Breathing Room

The time that I was hoping for has finally come. Germany, you don’t scare me any more. Your cold and sometimes judgmental glances on the streetcar don’t unnerve me or make me self-conscious any more. Your polite but reserved ways of relating don’t rub me wrong any more. Even your efforts to squash all of my German with your English can’t stir me nowadays. I don’t know what changed. I certainly did nothing but cross my arms and pout for the past three months, so I can’t credit myself. One day Germany or I or both relaxed, not completely but to that crucial point at which one can start to breathe, at which one knows it’s going to be okay. It reminds me of having my blood pressure taken: the cuff is so tight that I think I might lose my arm but suddenly a bit of pressure lets out, and I know it’s only going to get better from there.

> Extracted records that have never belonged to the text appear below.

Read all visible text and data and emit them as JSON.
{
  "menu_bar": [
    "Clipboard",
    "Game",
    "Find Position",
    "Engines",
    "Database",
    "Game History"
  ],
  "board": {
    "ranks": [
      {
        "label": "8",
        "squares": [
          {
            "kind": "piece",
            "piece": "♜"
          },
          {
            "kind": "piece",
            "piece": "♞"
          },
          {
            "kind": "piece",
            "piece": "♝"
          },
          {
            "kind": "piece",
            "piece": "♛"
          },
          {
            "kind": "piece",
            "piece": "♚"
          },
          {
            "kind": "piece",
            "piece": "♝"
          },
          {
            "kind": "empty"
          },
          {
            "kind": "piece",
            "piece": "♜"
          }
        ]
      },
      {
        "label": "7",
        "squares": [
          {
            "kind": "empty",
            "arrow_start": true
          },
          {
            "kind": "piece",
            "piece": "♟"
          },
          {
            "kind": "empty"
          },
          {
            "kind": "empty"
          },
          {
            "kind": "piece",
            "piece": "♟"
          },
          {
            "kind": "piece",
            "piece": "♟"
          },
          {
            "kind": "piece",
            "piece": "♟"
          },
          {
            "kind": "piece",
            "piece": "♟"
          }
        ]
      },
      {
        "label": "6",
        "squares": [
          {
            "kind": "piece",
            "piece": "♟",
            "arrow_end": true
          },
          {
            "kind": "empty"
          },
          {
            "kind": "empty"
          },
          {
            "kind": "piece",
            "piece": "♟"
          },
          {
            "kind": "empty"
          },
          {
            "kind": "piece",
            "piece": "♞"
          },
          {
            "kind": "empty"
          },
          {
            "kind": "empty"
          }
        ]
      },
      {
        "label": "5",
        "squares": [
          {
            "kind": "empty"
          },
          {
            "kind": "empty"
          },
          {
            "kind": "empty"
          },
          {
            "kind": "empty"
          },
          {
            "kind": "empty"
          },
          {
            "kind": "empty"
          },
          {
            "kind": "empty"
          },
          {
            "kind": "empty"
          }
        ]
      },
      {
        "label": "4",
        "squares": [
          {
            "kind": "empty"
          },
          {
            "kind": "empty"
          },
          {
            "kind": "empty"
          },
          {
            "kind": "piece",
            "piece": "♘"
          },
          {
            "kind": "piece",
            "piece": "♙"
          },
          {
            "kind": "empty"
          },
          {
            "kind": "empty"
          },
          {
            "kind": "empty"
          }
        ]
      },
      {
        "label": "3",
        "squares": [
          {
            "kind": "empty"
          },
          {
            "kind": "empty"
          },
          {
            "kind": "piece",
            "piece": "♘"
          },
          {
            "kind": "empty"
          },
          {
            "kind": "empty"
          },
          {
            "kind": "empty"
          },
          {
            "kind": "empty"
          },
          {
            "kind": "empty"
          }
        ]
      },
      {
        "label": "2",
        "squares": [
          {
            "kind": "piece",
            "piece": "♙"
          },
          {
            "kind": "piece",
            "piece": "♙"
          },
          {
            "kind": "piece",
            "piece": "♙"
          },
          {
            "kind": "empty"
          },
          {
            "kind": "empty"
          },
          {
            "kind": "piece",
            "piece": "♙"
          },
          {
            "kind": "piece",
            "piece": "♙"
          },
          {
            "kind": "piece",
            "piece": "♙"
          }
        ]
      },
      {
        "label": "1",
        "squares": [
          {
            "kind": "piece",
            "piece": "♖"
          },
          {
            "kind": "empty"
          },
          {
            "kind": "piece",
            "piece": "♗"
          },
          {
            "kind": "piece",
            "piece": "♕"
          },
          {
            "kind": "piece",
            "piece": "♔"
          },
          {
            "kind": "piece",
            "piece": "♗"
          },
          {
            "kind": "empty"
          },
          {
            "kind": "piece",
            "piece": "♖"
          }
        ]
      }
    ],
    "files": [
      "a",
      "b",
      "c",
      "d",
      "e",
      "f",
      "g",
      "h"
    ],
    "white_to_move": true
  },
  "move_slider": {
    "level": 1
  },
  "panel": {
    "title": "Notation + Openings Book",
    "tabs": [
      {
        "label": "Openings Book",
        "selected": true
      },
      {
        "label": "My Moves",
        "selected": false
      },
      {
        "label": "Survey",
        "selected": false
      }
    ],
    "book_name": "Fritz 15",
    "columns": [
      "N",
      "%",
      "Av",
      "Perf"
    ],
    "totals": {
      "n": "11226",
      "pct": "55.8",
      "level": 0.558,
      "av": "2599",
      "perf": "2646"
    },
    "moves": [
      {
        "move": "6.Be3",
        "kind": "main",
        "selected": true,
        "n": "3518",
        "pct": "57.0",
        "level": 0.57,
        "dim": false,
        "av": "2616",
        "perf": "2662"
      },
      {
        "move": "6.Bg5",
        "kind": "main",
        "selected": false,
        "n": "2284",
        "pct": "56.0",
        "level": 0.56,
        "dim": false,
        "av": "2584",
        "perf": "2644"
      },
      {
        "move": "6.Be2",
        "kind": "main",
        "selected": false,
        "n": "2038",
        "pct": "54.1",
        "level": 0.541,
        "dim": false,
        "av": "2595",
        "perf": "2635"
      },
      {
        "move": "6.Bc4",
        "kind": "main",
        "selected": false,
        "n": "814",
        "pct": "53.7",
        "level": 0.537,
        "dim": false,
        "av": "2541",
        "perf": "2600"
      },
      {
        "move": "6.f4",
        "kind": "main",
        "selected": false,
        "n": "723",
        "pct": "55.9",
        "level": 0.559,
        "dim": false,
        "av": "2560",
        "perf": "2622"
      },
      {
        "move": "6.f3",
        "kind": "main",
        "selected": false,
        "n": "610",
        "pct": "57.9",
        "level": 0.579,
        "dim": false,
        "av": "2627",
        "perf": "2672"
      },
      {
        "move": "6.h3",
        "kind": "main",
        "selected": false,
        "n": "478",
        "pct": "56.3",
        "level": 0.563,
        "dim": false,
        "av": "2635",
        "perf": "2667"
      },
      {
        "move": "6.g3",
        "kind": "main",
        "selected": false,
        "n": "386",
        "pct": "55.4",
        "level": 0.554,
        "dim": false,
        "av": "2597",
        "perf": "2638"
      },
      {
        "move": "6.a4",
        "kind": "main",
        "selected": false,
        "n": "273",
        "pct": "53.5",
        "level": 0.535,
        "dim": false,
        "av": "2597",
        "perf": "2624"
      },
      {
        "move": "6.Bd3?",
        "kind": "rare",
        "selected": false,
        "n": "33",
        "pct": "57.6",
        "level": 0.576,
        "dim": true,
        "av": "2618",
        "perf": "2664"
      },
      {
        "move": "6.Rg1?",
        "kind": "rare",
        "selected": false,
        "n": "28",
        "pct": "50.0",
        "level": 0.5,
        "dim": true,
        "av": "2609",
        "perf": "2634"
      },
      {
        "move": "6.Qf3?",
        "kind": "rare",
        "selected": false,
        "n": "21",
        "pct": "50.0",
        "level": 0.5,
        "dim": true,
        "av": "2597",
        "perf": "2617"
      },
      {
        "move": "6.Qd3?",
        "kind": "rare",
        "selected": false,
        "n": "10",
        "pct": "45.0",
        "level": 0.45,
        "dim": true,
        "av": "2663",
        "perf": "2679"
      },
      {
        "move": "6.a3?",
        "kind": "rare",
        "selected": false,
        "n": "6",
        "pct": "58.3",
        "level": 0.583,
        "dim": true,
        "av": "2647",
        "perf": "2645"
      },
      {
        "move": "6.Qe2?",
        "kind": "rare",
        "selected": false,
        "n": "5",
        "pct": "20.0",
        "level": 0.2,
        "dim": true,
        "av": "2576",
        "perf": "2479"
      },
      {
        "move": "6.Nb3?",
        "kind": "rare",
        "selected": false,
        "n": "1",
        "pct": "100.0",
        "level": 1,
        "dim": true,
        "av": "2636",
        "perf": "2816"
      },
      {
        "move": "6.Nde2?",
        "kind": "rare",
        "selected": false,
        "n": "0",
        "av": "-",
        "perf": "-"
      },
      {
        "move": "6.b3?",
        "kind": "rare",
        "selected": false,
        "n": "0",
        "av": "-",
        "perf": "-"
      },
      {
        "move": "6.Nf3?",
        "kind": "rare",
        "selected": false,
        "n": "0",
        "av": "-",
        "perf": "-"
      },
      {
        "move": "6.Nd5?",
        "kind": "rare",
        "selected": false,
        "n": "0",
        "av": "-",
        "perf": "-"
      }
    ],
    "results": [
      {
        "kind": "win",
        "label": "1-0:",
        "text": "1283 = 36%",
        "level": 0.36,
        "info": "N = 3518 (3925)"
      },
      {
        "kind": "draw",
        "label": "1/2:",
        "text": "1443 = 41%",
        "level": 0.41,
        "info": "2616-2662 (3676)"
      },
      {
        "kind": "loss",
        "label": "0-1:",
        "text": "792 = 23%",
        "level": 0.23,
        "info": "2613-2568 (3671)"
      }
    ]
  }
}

There’s something deeply satisfying about this moment of the first relaxed breath.  In the future I’ll look back on it and wrongly attribute it to my excellent coping skills, but for now I can see it for what it really is—a gift. It’s funny that it came right about the same time that I was granted residency here. Maybe I’m not such a foreigner after all now. I have a certain not-so-temporary status. Even if I am still very foreign, I don’t care. At least my foreignness doesn’t weigh so heavily upon me now. Germany is inhabitable now.